I needed to hook a condenser mic to my laptop via USB, and wanted a versatile general-purpose USB I/O adapter, and thought this would be the cheapest decent way to do so. But I did not find it satisfactory and sent it back. Here are some random good and bad comments:
o You can either send to USB or receive from USB but not both at the same time.
o There are only four LEDs per channel on the meter (not very many). If you turn up the main mix output until the USB transmitter clips it's part way through the third (yellow) LED's range. So if the yellow LED is on you could be OK or you could be clipping. Thus the only way to be safe is to only let the first two (green) LEDs light up (letting it occasionally go yellow). Thus in practice when using this to send via USB to the computer you're limited to half the meter's range and a fraction of the mixer's range.
o If you send a 0dBFS signal from the computer via USB to the mixer, then set the mixer's main level to "0" (unity gain), then turn off the signal and measure the mixer's output there's about 1mVpp of noise at the mixer's main output.
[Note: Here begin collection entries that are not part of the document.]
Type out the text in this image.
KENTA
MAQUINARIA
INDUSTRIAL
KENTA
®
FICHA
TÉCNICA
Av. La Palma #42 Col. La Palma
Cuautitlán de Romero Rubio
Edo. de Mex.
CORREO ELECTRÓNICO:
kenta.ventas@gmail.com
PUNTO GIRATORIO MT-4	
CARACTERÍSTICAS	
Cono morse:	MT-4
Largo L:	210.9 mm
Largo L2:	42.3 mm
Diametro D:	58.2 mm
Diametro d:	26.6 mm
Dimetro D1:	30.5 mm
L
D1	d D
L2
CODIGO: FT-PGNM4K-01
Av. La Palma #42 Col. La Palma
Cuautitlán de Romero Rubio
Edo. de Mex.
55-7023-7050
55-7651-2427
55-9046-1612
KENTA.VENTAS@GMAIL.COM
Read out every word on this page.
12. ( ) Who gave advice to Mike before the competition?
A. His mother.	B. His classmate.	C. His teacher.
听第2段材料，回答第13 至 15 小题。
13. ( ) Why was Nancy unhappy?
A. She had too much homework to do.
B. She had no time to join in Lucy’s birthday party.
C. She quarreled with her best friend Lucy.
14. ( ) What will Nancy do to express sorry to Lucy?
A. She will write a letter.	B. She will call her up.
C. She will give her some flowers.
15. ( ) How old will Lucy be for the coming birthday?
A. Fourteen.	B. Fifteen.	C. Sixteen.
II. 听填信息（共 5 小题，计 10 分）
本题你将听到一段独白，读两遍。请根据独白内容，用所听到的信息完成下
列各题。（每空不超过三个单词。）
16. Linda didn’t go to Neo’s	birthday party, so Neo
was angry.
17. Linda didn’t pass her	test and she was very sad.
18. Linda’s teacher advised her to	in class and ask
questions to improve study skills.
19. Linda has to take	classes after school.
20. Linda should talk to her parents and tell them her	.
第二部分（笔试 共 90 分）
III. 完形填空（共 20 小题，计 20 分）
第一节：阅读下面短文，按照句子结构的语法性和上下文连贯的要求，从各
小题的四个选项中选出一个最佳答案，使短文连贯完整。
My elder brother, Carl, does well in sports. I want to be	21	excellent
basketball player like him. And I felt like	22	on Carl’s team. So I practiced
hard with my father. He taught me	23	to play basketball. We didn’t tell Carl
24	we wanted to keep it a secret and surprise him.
If you turn off USB reception this noise disappears. This is way too much noise.
o The performance of the analog audio (noise, gain, etc.) is about the same as my old Behringer MX-802 mixer.
o There's no power switch. Plugging the power brick into the back of the mixer is how you turn it on, and it's a little tricky getting the pins lined up right.
I ended up getting a Behringer UCA-222 USB adapter (which I suspect uses the same USB to analog converter chip), and using it with my Behringer MX-802 mixer which has 12 LEDs per channel on the meter. This gives me better control of the gain structure, gives me fine-grained meter monitoring, has less noise from the computer to the mixer, and lets me send USB data in both directions at the same time.
Purchased this mixer a few days ago for my recording setup, though most use as part of a lives sound system.
My first impressions were good, I plugged in my guitar through my fx unit (digitech rp155) and into the mono jack input of the mixer. The signal was good on a clean channel, but a word of advice - keep the levels for the channel, master and phones lines at about -1, and then just turn up the gain slightly. This provides more volume without distorting the signal. The signal will hiss/fuzz at high levels, but if you keep them at about half, which for me is plenty, the signal is great. Even if there is slight buzz in the background, the volume of the instruments make it almost impossible to notice. Overall, the sound quality is pretty damn good.
In terms of ease of use, it doesn't get simpler than this. There are 2 channels with a mic in and a mono jack in, with the rest sporting stereo jack ins, though ca be used as a mono jack.
Every channel has 3 standard eq's, high's, mid's and low's, along with individual fx send levels, pan knobs and volume knobs. The two mic channels have seperate gain levels. 48v phantom power is available for condensor mics, though can only be used on both or none of the channels. In terms of outputs, there is a mono fx send with stereo aux return channels, a stereo control room out and another stereo master out, along with a headphones jack in. There are volume controls for both the master and control outs.
Overall, a great mixer for the price, would buy again.